THERE is probably nobody in the modern game who can improve over the course of a Grand Slam tournament better than Rafael Nadal. Twelve months ago the Spaniard arrived here at the US Open concerned by his form and with his serve looking particularly vulnerable. A fortnight later, after coach Toni Nadal had suggested a minor change to his nephew’s serve, he was on his way to his third Grand Slam title of the year, serving better than he had ever done before.
The defending champion arrived here last week in arguably even worse shape than last year. Not only had he played below par in the summer’s two Masters Series tournaments but he was also suffering physically. The foot injury that troubled him at Wimbledon was still a problem and he was nursing burns to his fingers suffered in a restaurant.
It remains to be seen whether the foot injury in particular will be a problem for Nadal - he said his fingers were “much better” - but the French Open champion got his tournament under way with a typically gutsy 6-3, 7-6, 7-5 victory over Kazakhstan’s Andrey Golubev on Tuesday night. Nadal saved seven set points in the second set and recovered from two breaks down in the third to earn a second-round meeting with France’s Nicolas Mahut.
Nadal admitted afterwards that he had felt nervous going into his first match. “I think I didn’t play that bad,” he said. “The mental part was positive tonight. The tennis for sure can improve. I have to play a little bit more inside the court, but I am confident I can do it.”

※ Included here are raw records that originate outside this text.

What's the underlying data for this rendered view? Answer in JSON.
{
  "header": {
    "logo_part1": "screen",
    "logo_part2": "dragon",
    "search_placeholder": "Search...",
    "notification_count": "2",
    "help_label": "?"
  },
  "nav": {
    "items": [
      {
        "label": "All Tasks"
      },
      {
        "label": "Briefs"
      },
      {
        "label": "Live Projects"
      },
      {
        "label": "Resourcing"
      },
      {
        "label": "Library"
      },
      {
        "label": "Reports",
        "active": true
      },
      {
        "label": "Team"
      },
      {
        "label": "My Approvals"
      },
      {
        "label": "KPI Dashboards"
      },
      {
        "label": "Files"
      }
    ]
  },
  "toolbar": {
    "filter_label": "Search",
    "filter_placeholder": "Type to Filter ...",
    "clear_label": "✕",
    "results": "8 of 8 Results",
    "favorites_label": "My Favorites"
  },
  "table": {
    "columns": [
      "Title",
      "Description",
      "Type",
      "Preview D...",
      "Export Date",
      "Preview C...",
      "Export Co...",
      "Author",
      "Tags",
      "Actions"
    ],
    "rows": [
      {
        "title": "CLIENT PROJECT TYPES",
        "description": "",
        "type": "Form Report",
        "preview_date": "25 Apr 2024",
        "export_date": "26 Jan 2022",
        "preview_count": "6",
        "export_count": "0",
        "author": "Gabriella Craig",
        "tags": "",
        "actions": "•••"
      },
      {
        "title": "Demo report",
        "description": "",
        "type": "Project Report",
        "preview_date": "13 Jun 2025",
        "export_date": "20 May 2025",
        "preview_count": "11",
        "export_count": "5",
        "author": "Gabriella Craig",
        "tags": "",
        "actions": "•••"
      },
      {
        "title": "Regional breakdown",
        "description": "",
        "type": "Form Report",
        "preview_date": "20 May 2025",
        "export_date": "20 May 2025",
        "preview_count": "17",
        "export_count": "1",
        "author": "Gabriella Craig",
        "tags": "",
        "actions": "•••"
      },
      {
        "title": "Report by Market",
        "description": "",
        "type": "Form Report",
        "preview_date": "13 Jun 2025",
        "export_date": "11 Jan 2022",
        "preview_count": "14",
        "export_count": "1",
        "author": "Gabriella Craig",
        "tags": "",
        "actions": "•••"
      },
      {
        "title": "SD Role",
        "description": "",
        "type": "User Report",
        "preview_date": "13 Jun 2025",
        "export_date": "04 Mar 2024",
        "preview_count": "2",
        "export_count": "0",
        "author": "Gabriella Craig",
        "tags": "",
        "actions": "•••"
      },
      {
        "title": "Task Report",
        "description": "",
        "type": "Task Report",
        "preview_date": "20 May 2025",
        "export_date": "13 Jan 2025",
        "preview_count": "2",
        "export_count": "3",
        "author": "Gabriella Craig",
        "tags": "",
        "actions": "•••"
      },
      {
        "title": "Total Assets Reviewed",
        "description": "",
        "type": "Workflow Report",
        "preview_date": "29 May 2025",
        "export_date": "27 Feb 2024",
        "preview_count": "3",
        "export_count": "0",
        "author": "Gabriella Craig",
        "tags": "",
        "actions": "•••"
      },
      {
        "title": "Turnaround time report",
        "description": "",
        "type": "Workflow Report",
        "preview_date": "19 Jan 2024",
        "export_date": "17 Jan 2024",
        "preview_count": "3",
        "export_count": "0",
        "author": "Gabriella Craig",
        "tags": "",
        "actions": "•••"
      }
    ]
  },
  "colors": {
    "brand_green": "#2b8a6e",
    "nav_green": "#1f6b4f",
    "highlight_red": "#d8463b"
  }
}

He added: “I didn’t play a lot this summer. I have had a fantastic week of practice here. I was practising really well, much better than in the previous tournaments. It’s normal to start like this, with doubts, with more nerves. You have to find your confidence. Confidence comes from spending hours on court, competing better, winning matches.”
Nadal said he was happy with the way he had been hitting the ball but felt that he needed to be more positive on his backhand. “Hopefully for the next match I will do it much better,” he said. “People forget a lot of things, but last year my first match was really bad. That’s the truth. Even if I didn’t lose my serve, I played badly against a similar opponent [Teymuraz Gabashvili] to today’s.
“He [Golubev] played very fast. It was a different situation, but it’s very difficult to start one tournament playing very well from the beginning. I am not saying that I will play fantastic in the next days, but I am confident that I can do it better.”
Novak Djokovic came through his first-round match with considerably less difficulty after his opponent, Conor Niland, retired when trailing 6-0, 5-1. Niland had been suffering from food poisoning after a meal out in what he described as a “fancy restaurant” in Manhattan on Sunday night.
It was a stroke of desperately bad luck for the first Irishman to play here in the Open era. Niland, 29, had never met an opponent ranked in the world’s top 50 before and was playing in only his second Grand Slam tournament, having also qualified for Wimbledon this summer.
“For the last couple of days I’ve been cursing my luck,” the world No 197 said after his retirement. “It’s a once-in-a-lifetime kind of a match and to not be able to go out and show what I can do and be just normal and healthy out there is really frustrating. I felt like I really wanted to start in case a miracle happened and I felt good out there. I thought maybe I could bluff my way through, but I just found out you can’t do that against the No 1 in the world.”
After the relentless demands of his extraordinary season, Djokovic was happy to be detained on court for only 44 minutes. The world No 1, who has won nine titles this year and lost only twice, was playing his 60th match of the campaign. As a comparison, Andy Murray had played only 44 matches going into his opening match last night against India’s Somdev Devvarman.
Djokovic, who reported no pain in the injured shoulder that forced him to retire from his recent Cincinnati Masters final against Murray, said: “I’m not really tired because I switched to the mode of Grand Slam focus. I’m trying to prepare well, and be 100 per cent mentally and physically fit for the matches that are about to come here.
“Today was a great opening performance. I know it has been a long year, but it’s not the first time. I’ve played many matches in the past, as well, but you’ve got to adjust to it. I think right now I’m doing a quite good job to stay fit.”
Robin Soderling withdrew from the tournament with illness shortly before he was due to play his first-round match against the Irishman Louk Sorensen. The world No 6 was replaced by a lucky loser, Brazil’s Rogerio Dutra Da Silva.